Ebanjelioa irudietan

Querido Señor,
haz que la gente de la Tierra y sus líderes
tomen conciencia de la locura de una carrera armamentista nuclear.
Hoy hacemos duelos por los muertos de pasadas guerras,
pero ¿habrá alguien para hacer duelo por los muertos de la próxima?
Oh Señor, apártanos de nuestra tonta carrera hacia la autodestrucción;
permítenos ver que, en realidad,
la mayor cantidad de armas significa una mayor oportunidad para usarlas.
Por favor, Señor,
haz que los grandes talentos que has dado a tus criaturas
no caigan en las manos de los poderes y principados
para los que la muerte es el medio como también el fin.

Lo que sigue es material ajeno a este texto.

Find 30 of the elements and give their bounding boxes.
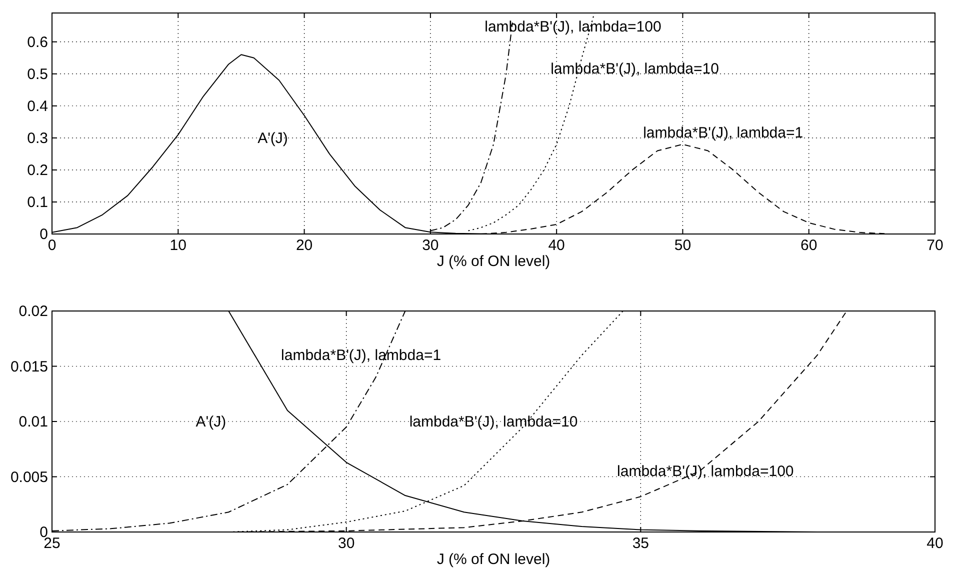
y-tick-label: 0.015 (10, 358, 48, 376)
x-tick-label: 30 (338, 535, 355, 552)
x-tick-label: 50 (674, 237, 692, 254)
y-tick-label: 0.6 (27, 34, 48, 51)
x-tick-label: 10 (170, 237, 186, 254)
x-tick-label: 70 (926, 237, 944, 254)
annotation: lambda*B'(J), lambda=100 (484, 18, 662, 36)
annotation: lambda*B'(J), lambda=10 (409, 414, 578, 430)
y-tick-label: 0.5 (27, 66, 48, 83)
annotation: lambda*B'(J), lambda=10 (550, 60, 719, 78)
annotation: A'(J) (196, 414, 226, 430)
x-tick-label: 60 (800, 237, 818, 254)
x-axis-title: J (% of ON level) (436, 551, 550, 568)
y-tick-label: 0 (40, 226, 48, 243)
y-tick-label: 0.005 (10, 468, 48, 486)
x-tick-label: 40 (548, 237, 565, 254)
y-tick-label: 0.1 (27, 194, 48, 211)
x-tick-label: 30 (422, 237, 439, 254)
annotation: A'(J) (258, 130, 288, 147)
annotation: lambda*B'(J), lambda=1 (643, 124, 804, 142)
y-tick-label: 0.2 (27, 162, 48, 179)
x-axis-title: J (% of ON level) (436, 253, 550, 270)
annotation: lambda*B'(J), lambda=1 (281, 347, 442, 364)
y-tick-label: 0.01 (18, 414, 48, 430)
x-tick-label: 40 (926, 535, 944, 552)
y-tick-label: 0.4 (27, 98, 48, 115)
y-tick-label: 0.3 (27, 130, 48, 147)
y-tick-label: 0.02 (18, 303, 48, 320)
x-tick-label: 35 (632, 535, 650, 552)
x-tick-label: 20 (296, 237, 313, 254)
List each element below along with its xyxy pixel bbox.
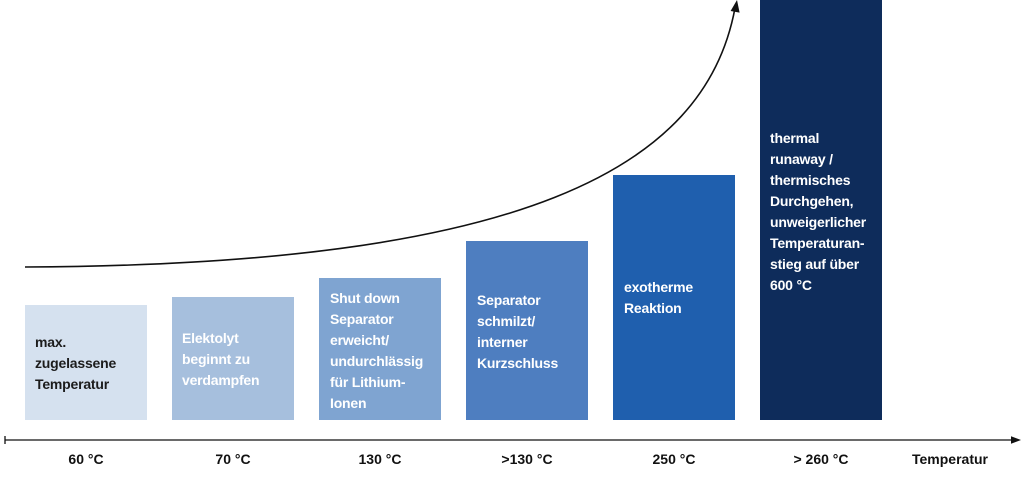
- stage-text-line: Temperatur: [35, 376, 109, 392]
- stage-text-line: für Lithium-: [330, 374, 406, 390]
- stage-box-6: thermal runaway / thermisches Durchgehen, un…: [760, 0, 882, 420]
- stage-text-line: max.: [35, 334, 67, 350]
- stage-text-line: Elektolyt: [182, 330, 239, 346]
- stage-text-line: thermal: [770, 130, 820, 146]
- stage-text-line: zugelassene: [35, 355, 117, 371]
- axis-tick-label: 60 °C: [68, 451, 104, 467]
- axis-tick-label: >130 °C: [501, 451, 553, 467]
- stage-text-line: Durchgehen,: [770, 193, 854, 209]
- stage-text-line: Separator: [477, 292, 541, 308]
- stage-text-line: runaway /: [770, 151, 833, 167]
- stage-text-line: 600 °C: [770, 277, 812, 293]
- stage-box-5: exotherme Reaktion: [613, 175, 735, 420]
- stage-box-1: max. zugelassene Temperatur: [25, 305, 147, 420]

Permítenos ver que los recursos ocultos en tu Tierra
son para alimentarnos los unos a los otros,
para ofrecernos mutuo refugio,
para hacer de este mundo un lugar donde los hombres,
las mujeres y los niños de todas las razas y las naciones
puedan vivir juntos en paz.
Danos nuevos profetas
que puedan hablar abierta, directa, convincente y amorosamente
a los reyes, presidentes, senadores,
líderes de la Iglesia y a todos los hombres y mujeres de buena voluntad,
profetas que puedan hacernos librar combate para la paz en lugar de para la guerra.
Señor, date prisa para ayudarnos. ¡No llegues tarde! Amén.